The second factor is widespread informality among India’s small businesses due to the high cost of formalization: The majority of India’s 63 million firms are informal; fewer than 20% are registered for GST for instance. Informality precludes small businesses from accessing government schemes, borrowing at viable interest rates, and their access to fair arbitration on occasions when it’s needed. Research has shown that informal firms stay informal and stunted; it also shows that firms that start out formal are two to three times more productive and have a better chance of growing; so India must incentivize formalization. The reason why most firms prefer to start or remain informal is because the cost of formalization and compliance is onerous across all states. A typical MSME factory must file for 23+ registrations and licenses, 750+ compliances, and 120+ filings per annum; with labour regulations alone accounting for more than 50% of these filings. Many of these are opportunities for rent-seeking by corrupt officials. So a dramatic real improvement in the ease of doing business is critical for formalization.

We believe for India’s economy to grow at reasonable rates and create adequate employment and prosperity, we need to fill in this “missing middle’’ with millions of more enterprises that are growth-oriented, start out formal, and are capable of growing to mid-size or large firms. The “growth escalator” – by which we mean the favourable conditions that create such growth – has to be restarted.

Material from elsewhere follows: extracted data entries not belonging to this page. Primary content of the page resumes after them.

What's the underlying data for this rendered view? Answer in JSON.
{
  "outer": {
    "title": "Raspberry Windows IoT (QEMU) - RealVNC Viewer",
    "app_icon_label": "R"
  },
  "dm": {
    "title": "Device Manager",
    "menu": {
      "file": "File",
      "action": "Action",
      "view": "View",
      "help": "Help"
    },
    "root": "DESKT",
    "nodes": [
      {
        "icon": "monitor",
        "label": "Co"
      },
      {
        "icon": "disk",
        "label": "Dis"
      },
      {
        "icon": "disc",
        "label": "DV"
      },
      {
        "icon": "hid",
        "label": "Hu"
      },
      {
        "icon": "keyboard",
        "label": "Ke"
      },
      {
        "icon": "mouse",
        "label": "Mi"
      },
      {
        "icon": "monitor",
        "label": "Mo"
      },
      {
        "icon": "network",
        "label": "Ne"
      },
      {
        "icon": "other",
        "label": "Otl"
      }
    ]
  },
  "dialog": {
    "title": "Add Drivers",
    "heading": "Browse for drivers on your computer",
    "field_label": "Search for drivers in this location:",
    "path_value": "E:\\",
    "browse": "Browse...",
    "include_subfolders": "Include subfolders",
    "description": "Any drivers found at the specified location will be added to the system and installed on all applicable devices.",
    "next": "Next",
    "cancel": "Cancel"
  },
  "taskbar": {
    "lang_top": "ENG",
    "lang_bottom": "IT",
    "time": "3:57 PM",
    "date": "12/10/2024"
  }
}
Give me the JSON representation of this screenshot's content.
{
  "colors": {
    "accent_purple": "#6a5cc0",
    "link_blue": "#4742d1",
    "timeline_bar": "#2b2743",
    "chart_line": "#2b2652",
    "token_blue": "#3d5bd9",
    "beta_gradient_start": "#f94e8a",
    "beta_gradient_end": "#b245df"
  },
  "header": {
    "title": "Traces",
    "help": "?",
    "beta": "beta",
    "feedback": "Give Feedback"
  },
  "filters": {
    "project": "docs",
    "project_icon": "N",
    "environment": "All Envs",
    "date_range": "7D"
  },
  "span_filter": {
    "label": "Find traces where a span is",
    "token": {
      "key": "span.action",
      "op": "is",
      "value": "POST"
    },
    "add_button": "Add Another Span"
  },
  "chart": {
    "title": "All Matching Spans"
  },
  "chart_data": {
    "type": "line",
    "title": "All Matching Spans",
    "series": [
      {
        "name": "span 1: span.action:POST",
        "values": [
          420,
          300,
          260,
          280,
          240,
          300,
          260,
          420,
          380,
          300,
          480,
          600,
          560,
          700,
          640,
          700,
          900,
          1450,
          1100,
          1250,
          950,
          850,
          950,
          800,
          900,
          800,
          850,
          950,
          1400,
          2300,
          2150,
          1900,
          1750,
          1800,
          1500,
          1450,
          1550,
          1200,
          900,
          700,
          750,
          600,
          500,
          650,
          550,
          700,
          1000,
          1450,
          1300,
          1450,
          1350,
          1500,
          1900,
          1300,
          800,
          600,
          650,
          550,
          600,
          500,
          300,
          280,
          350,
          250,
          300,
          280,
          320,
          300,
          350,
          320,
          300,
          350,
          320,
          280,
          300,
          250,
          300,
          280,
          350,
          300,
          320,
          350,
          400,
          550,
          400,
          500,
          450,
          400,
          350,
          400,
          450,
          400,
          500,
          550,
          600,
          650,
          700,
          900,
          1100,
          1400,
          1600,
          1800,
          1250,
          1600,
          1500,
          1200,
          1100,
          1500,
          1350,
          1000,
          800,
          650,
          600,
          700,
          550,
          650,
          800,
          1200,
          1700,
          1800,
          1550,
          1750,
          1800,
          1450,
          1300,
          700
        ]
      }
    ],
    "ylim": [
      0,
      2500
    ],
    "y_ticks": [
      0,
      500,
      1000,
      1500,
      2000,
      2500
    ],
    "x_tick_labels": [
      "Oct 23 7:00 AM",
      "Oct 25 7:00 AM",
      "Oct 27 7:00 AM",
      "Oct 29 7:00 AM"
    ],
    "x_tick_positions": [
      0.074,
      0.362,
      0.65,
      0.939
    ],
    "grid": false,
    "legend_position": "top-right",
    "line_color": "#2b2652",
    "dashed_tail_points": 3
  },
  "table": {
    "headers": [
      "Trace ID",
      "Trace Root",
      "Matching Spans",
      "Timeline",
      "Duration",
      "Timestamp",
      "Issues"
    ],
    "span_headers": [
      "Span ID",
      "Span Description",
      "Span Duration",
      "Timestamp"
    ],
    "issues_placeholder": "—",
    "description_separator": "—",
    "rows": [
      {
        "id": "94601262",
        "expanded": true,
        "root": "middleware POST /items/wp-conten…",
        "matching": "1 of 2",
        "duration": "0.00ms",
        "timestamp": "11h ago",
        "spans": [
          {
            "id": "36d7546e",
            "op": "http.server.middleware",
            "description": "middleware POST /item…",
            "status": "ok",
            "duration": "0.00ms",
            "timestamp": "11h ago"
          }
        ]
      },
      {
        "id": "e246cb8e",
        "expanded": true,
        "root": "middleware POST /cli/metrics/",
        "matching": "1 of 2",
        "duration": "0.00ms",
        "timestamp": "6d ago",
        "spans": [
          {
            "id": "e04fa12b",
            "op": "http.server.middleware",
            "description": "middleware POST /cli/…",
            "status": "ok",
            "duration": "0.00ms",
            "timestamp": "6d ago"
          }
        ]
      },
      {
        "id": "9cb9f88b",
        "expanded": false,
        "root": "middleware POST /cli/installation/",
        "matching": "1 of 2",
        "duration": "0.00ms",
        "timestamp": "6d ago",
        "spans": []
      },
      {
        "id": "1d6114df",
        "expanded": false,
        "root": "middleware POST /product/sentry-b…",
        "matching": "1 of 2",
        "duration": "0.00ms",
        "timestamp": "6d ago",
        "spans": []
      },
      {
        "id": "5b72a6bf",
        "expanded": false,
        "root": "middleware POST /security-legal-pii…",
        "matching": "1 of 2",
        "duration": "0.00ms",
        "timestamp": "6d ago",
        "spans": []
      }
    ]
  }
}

GAME can support restart this process and this in turn requires:

1. Building thought leadership

2. Creation of strategic partnerships

3. Engaging with influencers and work on policy advocacy with governments at the national and state levels

4. Support pilots or sandboxes for innovative solutions

5. Help scale replicable models

6. Pioneer programmes for enterprise growth & profitability

And such efforts spearheaded by GAME would lead to the following outcomes:

  • Capacity of alliance partners built to undertake programmes independently  
  • Spatial hubs of accelerated growth enterprises created 
  • Formalisation, capital flows, ease in operations for small/growing enterprises 
  • Individuals acquire 21st century entrepreneurial mindsets & skills 
  • Individuals see entrepreneurship as a viable career option & seed ventures 
  • Governments institutionalize reforms to encourage entrepreneurship 
  • Ecosystem actors become enablers/sensitive to needs of entrepreneurs 

We believe this will lead to a country-wide movement of mass entrepreneurship with 50 million jobs created by 2030 where 25% of the businesses will be owned by women. It will create an alignment between the education provided and the needs of the labour market. GAME with its vision has the capability to play the role of a backbone organization to help bring about this change in the country.